'Force Majeure' Remake Adds Will Ferrell And The Directors Of 'The Way Way Back'
Hollywood remakes of great foreign films have been common for ages and will always exist as long as most audiences avoid subtitles like the plague. So director Ruben Östlund's Force Majeure getting remade with an all-star cast of comedic talent isn't surprising. All I can say is "Good luck remaking one of the darkest and most singular comedies of the past 20 years or so."
Could directors Jim Rash and Nat Faxon and superstar Will Ferrell be up to the task? We shall see.
Deadline has the news of Ferrell signing up to headline the cast and the team of Rash and Faxon, who won Academy Awards for writing The Descendants before directing the pretty-okay The Way Way Back, stepping behind the camera. (Rash is probably best known to the people reading this as the Dean from Community.) They join the great Julia Louis-Dreyfus, who has been attached to the remake since 2015 and has been shepherding it behind-the-scenes with producer Anthony Bregman ever since. Naturally, the remake won't be called Force Majeure – it'll be titled Downhill.
That's an impressive assembly of talent, all of them people I have appreciated in some capacity over the years. But can they do justice to this material and will it escape being watered down by the Hollywood process?

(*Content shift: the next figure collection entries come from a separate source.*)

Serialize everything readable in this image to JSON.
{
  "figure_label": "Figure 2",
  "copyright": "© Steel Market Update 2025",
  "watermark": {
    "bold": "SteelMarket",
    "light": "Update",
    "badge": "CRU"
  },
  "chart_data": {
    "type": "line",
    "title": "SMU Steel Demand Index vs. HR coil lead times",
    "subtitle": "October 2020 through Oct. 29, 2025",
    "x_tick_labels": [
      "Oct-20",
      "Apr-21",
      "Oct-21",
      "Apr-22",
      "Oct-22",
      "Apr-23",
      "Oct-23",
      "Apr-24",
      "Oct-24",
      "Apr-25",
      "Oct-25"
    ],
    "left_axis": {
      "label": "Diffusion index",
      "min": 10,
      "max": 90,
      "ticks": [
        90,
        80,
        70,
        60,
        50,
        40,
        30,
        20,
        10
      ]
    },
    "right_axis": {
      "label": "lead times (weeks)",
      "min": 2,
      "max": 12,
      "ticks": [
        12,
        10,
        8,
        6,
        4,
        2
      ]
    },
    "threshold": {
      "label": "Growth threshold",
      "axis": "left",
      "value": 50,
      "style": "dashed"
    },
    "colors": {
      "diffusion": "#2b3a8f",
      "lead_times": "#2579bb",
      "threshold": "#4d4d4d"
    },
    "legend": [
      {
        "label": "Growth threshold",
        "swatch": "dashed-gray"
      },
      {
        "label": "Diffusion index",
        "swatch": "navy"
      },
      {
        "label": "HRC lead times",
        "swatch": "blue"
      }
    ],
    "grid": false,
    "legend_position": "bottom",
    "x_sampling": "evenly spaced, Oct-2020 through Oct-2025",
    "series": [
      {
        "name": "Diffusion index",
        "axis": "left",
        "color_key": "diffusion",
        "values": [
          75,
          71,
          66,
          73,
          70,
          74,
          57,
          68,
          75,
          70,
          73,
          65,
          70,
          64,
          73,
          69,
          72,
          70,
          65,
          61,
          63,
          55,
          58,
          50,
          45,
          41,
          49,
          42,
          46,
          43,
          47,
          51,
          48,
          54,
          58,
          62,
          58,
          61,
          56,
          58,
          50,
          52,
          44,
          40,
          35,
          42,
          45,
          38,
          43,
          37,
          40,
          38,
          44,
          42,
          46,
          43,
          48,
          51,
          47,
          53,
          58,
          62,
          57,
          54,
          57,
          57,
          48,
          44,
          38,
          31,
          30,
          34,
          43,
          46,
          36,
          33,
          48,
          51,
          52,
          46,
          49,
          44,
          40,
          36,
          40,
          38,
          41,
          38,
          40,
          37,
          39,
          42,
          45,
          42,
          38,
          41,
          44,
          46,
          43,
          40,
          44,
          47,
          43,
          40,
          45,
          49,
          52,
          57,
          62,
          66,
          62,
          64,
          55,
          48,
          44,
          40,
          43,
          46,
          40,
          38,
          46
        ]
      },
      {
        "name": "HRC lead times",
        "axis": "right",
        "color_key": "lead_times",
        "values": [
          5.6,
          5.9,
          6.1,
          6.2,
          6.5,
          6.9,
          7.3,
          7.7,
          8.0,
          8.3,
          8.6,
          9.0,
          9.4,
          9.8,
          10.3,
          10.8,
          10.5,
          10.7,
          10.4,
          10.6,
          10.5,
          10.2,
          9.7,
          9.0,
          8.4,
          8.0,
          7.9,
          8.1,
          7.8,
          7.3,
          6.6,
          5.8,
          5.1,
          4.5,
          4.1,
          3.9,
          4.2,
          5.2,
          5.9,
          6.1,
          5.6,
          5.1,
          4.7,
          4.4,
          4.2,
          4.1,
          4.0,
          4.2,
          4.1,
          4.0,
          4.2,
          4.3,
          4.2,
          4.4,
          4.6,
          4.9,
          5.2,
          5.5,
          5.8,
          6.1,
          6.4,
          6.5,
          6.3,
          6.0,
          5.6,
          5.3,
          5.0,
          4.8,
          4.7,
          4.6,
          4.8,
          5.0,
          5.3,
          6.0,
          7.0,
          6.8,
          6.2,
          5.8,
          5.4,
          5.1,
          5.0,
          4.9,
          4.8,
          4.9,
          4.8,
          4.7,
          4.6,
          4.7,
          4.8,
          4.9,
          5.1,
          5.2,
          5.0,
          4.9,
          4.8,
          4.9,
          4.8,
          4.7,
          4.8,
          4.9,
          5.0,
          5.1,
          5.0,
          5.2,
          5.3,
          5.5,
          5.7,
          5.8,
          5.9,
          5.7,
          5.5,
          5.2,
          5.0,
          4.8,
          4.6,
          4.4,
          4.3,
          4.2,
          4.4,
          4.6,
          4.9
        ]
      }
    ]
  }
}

The original Swedish movie follows a family vacationing at an Alpine ski resort. They seem happy enough, satisfied with their lives and relationships. However, when a controlled avalanche comes a little too close to the hotel, the father flees in terror, leaving his wife and children cowering. It's all a false alarm and no one is hurt at all...at least physically. The rest of the film follows the family as they proceed to fall apart over the course of the vacation, now aware that the husband, the father, was fully prepared to abandon his family to die in a moment of cowardice.
It's two hours of extreme discomfort and emotional pain, of awkward comedy and desperate, wounded pride. It's hilarious, but it's also more disconcerting than most horror movies. You may need to watch most of it from behind your hands, giggling in shock at the behavior on the screen. I've heard it described as "Michael Haneke directing Curb Your Enthusiasm," and that is spot-on.
Louis-Dreyfus is no stranger to bitter, vicious and unflattering comedy thanks to her years on Veep and Ferrell has proven himself game for all kinds of twisted comedy in the past. However, I hope that Rash and Faxon either maintain Östlund's icy, soul-searing comedic vision or totally revamp it. The last thing a Force Majeure remake needs is half measures – a lukewarm take on material this vicious would be a grand disappointment. If done well, it could be the blistering dissection of modern masculinity that the original was. And that's a movie we need right now.